Anlatımı güçlendirmenin yollarından biri de benzetmedir. Zayıf olan, güçlüye benzetilir. Elde zincir sallayan kabadayının ‘boğa’ya benzetilmesi gibi. Sözlükler, benzetmeyi, bir şeyin niteliğini anlatmak için o niteliği eksiksiz taşıyan bir örnek olarak gösterme işi olarak tanımlar. Öfkeli, saldırgan insanların en çok kullandığı sözcüktür. Canları sıkıldığında, ‘benzetmek’ için yoğun mesai harcarlar:
-Bugün adamı iyi benzettim!
Canımızı sıkan insanları iyi benzetiriz!
Söz varlığımız, benzetme konusunda da oldukça zengindir. Elma yanaklı çocuklarımız, kabak kafa komşularımız, davul göbekli iştahlılarımız vb. örneklerden de anlaşılacağı gibi konuşurken ya da yazarken ‘benzetme’ye bayılırız.
Konuşup yazmayı sevmeyenler, resim yaparak ya da karikatür çizerek benzetmenin etkin gücünü harekete geçirirler. Sanatçılar, insanın yılan, örümcek, koyun, öküz vb. canlılara benzetilmesi ile ilgili sayısız esere imza atmıştır.
Köylerimizi ve kentlerimizi, daha iyi olduğunu düşündüğümüz yerlere benzetmek âdettendir. Kentlerimizi tanımlarken aklımıza ilk gelen Avrupa kenti, Paris’tir. Erzincan’ı, Elazığ’ı ya da Erzurum’u beğenenler, Paris’le benzerlik kurmaya âdeta ‘mahkûm’dur:
-Erzincan, Doğu’nun Paris’idir…
-Erzurum, Paris’i andırıyor…
-Elazığ deyince akla Paris geliyor…
Beğenilen kentlerimiz, Paris’le birlikte anılarak ‘onurlandırmış’ olmaktadır!

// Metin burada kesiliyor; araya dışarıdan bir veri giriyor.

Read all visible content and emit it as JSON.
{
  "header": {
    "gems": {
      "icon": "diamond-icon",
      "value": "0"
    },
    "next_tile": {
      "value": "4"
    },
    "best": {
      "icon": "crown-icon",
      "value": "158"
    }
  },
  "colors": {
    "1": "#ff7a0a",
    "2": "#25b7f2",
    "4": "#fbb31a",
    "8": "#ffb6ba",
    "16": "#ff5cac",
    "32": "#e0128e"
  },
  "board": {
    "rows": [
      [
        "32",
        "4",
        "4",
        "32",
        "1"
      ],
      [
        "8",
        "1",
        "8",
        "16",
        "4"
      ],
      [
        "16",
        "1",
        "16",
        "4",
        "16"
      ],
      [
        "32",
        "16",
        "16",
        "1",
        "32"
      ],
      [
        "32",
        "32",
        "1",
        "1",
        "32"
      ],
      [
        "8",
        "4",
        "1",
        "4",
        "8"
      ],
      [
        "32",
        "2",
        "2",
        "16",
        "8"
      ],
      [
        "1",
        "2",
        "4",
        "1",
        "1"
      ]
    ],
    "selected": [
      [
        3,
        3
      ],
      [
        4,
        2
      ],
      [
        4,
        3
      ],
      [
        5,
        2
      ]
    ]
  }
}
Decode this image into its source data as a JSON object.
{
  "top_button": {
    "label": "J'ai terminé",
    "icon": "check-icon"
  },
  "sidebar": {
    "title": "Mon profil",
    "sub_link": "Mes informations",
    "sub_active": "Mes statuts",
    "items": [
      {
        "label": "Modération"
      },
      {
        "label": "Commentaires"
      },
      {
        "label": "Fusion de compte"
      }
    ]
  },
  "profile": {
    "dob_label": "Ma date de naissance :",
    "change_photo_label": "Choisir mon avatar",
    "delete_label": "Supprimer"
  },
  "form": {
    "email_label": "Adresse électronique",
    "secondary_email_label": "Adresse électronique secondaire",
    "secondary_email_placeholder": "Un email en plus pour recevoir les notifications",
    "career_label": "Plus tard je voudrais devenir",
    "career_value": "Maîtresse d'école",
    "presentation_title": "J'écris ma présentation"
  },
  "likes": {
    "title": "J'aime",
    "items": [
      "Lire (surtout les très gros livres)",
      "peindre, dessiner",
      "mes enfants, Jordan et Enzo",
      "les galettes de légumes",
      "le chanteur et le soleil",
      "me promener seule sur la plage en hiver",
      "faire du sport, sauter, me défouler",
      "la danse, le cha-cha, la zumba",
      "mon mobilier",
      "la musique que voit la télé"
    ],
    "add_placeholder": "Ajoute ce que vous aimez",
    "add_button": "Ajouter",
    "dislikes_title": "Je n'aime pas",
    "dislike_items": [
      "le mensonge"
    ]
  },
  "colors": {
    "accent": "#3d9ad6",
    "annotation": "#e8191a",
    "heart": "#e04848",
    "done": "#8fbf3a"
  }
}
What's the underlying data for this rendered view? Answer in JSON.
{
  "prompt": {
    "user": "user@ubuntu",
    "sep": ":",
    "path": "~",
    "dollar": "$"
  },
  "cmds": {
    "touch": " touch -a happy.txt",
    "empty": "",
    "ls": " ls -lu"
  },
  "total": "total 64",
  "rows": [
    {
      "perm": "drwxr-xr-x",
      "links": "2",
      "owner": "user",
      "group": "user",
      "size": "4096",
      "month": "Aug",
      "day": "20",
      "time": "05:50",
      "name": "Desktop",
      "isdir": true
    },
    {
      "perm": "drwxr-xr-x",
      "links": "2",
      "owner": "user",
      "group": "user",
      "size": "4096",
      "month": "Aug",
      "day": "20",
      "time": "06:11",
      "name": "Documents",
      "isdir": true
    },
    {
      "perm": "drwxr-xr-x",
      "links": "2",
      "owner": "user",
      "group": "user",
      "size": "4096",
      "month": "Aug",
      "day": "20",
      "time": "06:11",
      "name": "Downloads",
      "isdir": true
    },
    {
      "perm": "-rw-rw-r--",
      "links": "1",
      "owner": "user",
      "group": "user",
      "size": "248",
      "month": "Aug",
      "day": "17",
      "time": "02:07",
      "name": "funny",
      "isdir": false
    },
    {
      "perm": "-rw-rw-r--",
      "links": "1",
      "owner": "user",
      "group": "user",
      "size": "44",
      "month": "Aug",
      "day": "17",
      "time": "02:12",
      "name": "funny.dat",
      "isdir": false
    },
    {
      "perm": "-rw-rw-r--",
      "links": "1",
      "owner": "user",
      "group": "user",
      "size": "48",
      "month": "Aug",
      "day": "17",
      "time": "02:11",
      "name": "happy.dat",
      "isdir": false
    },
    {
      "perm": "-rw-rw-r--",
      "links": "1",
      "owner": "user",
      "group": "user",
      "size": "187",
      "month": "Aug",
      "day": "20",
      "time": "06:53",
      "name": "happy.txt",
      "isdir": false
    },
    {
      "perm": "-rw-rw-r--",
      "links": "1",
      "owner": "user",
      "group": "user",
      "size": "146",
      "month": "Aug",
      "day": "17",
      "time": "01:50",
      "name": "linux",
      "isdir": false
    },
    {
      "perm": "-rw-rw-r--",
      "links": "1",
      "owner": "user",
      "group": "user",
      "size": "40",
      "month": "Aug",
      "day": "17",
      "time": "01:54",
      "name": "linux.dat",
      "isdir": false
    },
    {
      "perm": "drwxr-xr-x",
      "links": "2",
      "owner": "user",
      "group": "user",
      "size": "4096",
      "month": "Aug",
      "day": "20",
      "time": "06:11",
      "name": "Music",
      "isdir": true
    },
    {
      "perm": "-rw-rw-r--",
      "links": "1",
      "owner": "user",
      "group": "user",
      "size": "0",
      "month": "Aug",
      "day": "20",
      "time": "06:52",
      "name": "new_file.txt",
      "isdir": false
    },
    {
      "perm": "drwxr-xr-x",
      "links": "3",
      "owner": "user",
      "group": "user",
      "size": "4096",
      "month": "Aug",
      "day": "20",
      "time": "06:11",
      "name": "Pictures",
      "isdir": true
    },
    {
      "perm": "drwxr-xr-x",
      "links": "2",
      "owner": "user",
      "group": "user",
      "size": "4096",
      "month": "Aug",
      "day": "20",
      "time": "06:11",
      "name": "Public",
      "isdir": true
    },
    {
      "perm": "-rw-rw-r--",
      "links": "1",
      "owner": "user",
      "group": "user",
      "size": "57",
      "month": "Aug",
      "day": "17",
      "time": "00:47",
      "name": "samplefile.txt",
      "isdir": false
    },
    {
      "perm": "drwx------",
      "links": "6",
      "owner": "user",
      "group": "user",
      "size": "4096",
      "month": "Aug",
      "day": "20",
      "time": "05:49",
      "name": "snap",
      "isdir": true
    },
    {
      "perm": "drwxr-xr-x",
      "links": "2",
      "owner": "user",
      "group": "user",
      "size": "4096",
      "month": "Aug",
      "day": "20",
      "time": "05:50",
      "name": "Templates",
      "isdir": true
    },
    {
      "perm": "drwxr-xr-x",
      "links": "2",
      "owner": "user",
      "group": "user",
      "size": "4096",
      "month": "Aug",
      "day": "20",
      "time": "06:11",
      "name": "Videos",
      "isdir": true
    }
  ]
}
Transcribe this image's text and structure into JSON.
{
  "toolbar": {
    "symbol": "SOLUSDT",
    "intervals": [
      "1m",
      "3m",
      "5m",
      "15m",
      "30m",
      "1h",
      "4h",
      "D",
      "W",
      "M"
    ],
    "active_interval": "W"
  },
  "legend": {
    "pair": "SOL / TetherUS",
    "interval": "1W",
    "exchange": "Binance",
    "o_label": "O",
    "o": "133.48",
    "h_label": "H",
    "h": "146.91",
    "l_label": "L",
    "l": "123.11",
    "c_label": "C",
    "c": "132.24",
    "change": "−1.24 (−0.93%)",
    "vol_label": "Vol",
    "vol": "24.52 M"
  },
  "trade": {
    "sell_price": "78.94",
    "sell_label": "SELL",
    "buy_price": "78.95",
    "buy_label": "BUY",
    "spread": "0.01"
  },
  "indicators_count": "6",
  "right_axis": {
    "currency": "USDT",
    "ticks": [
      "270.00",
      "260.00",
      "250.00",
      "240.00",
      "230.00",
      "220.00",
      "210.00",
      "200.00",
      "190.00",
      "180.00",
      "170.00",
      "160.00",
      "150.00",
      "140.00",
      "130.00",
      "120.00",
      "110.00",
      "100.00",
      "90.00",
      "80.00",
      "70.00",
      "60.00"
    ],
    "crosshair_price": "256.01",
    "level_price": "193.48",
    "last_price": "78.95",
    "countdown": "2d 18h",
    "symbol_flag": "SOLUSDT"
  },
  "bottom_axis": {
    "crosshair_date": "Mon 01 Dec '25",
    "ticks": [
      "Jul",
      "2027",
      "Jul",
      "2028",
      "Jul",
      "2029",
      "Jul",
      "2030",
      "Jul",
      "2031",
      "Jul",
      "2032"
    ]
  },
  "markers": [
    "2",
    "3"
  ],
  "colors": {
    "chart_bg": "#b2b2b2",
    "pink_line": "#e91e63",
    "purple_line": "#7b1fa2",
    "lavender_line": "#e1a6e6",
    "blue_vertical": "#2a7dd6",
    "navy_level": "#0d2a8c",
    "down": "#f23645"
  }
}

İnşaat patlaması yaşanan ülkemizde kendimize özgü bir kentleşme modelinin niçin yaratılamadığı sorusunu sormanın bir yararı yok ne de olsa…
Paris, bizi asıl moda konusunda etkilemiş bir kenttir. Alafranga züppelerin çarpık çurpuk Fransızca konuşmak için çaba harcadıkları dönem geride kaldı. Günümüz züppeleri ‘lisan’ tercihini Fransızcadan yana yapmıyor artık. Anlasalar da anlamasalar da ‘İngilizce’ konuşarak ‘prim’ yapıyorlar! Böylece, düzgün Türkçe konuşma ya da yazmanın kıymeti harbiyesi kalmıyor.
Manto, Fransa’dan ‘ödünç’ aldığımız bir kıyafet. Fransızlar, ‘manteau’ olarak adlandırıyor. Soğuk günlerin vazgeçilmezlerinden. Mantoyu giyen soğuktan korunuyor. Son yıllarda ‘üşüyen’ binaları ‘giydirmek’ için ‘mantolama’ yapılıyor. Binaların dış cepheleri ‘köpük’le kaplandıktan sonra sıvanıyor. Bu yöntemle, binalarda ısı yalıtımı sağlanmış oluyor.
Manto, edebiyatın da ilgi alanlarından biri olmuştur. Sabahattin Ali‘nin Kürk Mantolu Madonna romanı bunlardan biridir. ‘Mantolanan’ binalarda oturanların bazılarının, Kürk Mantolu Madonna okuyarak soğuk kış günlerinin tadını çıkardıkları görülüyor.
İnşaatçılarımızın, ‘ekmek teknesi’ mantolamaya gereken özeni gösterdikleri söylenemez. Dolandırıcılıktan yargılanan ‘çakma’ bir iş adamı, yargıcın sorusu üzerine mesleğini şöyle tanımlıyor:
-Montolama işi yapıyorum.
Yakın zamanda ‘mantolanan’ bir binadan gururla sarkıtılan brandadaki şu ifadeler, özgün kentleşmeden niçin uzaklaştığımız sorusunu yanıtlamaktadır:
“Bu binanın montalama ve alçı işleri … Yapı Malzeleri tarafından yapılmaktadır.”
Mantolamayı ‘montalama’, malzemeyi ‘malzele’, yasağı ‘yask’ yapan inşaat sektörü, geride sadece çarpık kentler değil, kirlenmiş bir dil de bırakmaktadır.
Dil kirliliğinden kurtulmak, aynı zamanda çarpık kentleşmeden kurtulmaktır.